# Car accidents after midnight



## emtech419 (Aug 9, 2010)

It has been a while since I posted on here, but this was one I had to share:

I am mid 24 hour shift, and about three hours ago I got dispatched to a third party report of a motor vehicle pulled to the side of the road, unknown if the occupants were injured.  The vehicle was positioned on a road that is very narrow, with a steep cliff up on one side, and a steep cliff down on the other.  As we drive the unit up this road we pass two very inebriated persons walking back the way we had come.  We roll down our windows, and are informed by the drunk fellows that the vehicle is farther up the road.  We pull away and my partner turns to me and says "I bet you $20 those two were in the vehicle".

We arrive at the car.  It had blown out a back tire and had clearly skidded down the guard rail about 100ft before coming to rest.  One of the front wheels had been torn off by the guard rail.  Sure enough, the vehicle is unoccupied.  The police went back down the road where the two drunks were arrested.

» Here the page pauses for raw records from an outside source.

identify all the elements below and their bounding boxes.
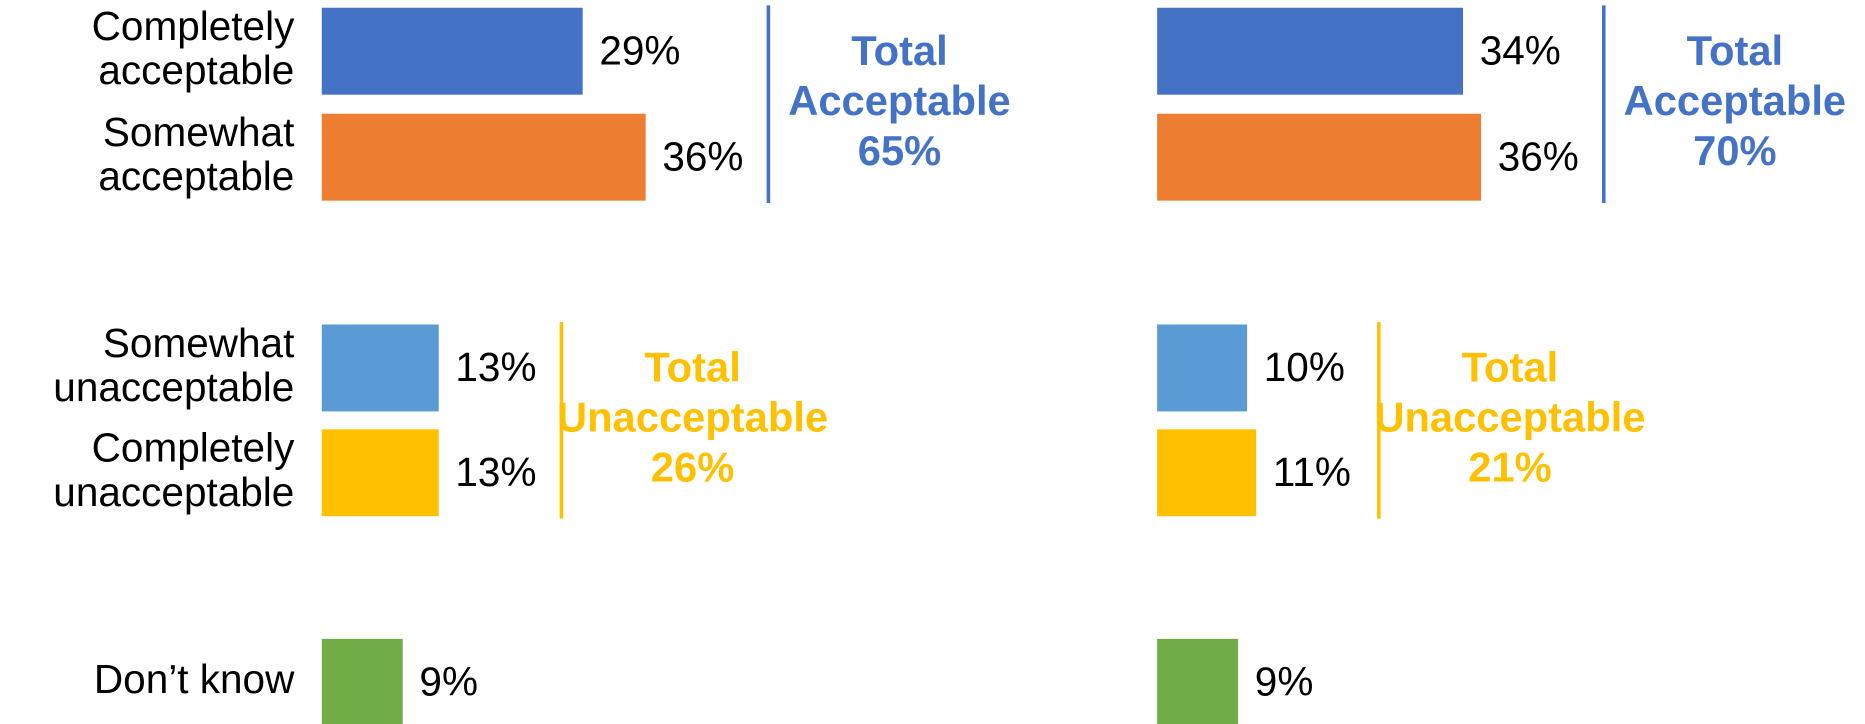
group-label: Total Unacceptable <box>1374 343 1645 440</box>
group-total: 70% <box>1693 127 1776 174</box>
value-label: 9% <box>1255 658 1314 704</box>
value-label: 13% <box>455 449 536 495</box>
group-total: 26% <box>651 443 734 490</box>
bar <box>321 113 646 201</box>
value-label: 10% <box>1264 344 1345 390</box>
bar <box>321 429 439 517</box>
value-label: 29% <box>599 27 680 73</box>
value-label: 9% <box>419 658 478 704</box>
bar <box>1157 7 1464 95</box>
bar <box>321 7 583 95</box>
group-total: 21% <box>1468 443 1551 490</box>
bar <box>1157 638 1239 724</box>
category-label: Don’t know <box>94 656 295 702</box>
group-label: Total Unacceptable <box>557 343 828 440</box>
value-label: 11% <box>1273 449 1351 495</box>
bar <box>321 324 439 412</box>
value-label: 13% <box>455 344 536 390</box>
category-label: Completely unacceptable <box>53 424 295 514</box>
group-total: 65% <box>858 127 941 174</box>
category-label: Somewhat unacceptable <box>53 320 294 410</box>
bar <box>1157 324 1248 412</box>
bar <box>321 638 403 724</box>
group-label: Total Acceptable <box>788 27 1011 124</box>
bar <box>1157 113 1482 201</box>
value-label: 36% <box>662 133 743 179</box>
group-label: Total Acceptable <box>1624 27 1847 124</box>
value-label: 36% <box>1498 133 1579 179</box>
value-label: 34% <box>1480 27 1561 73</box>
bar <box>1157 429 1257 517</box>
category-label: Completely acceptable <box>92 3 295 93</box>
category-label: Somewhat acceptable <box>98 109 294 199</box>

Remember that old EMS adage, "If you get dispatched to a car accident after midnight and no one on scene is drunk, keep looking, because you are missing someone"?

The best was when one of the occupants, clearly the more drunk of the two, insisted he had been driving the car, was booked for DUI, and THEN it comes out that the other guy has been driving.  So, whereas he could have just walked away, he ended up being arrested anyway for lying to the cop.


----------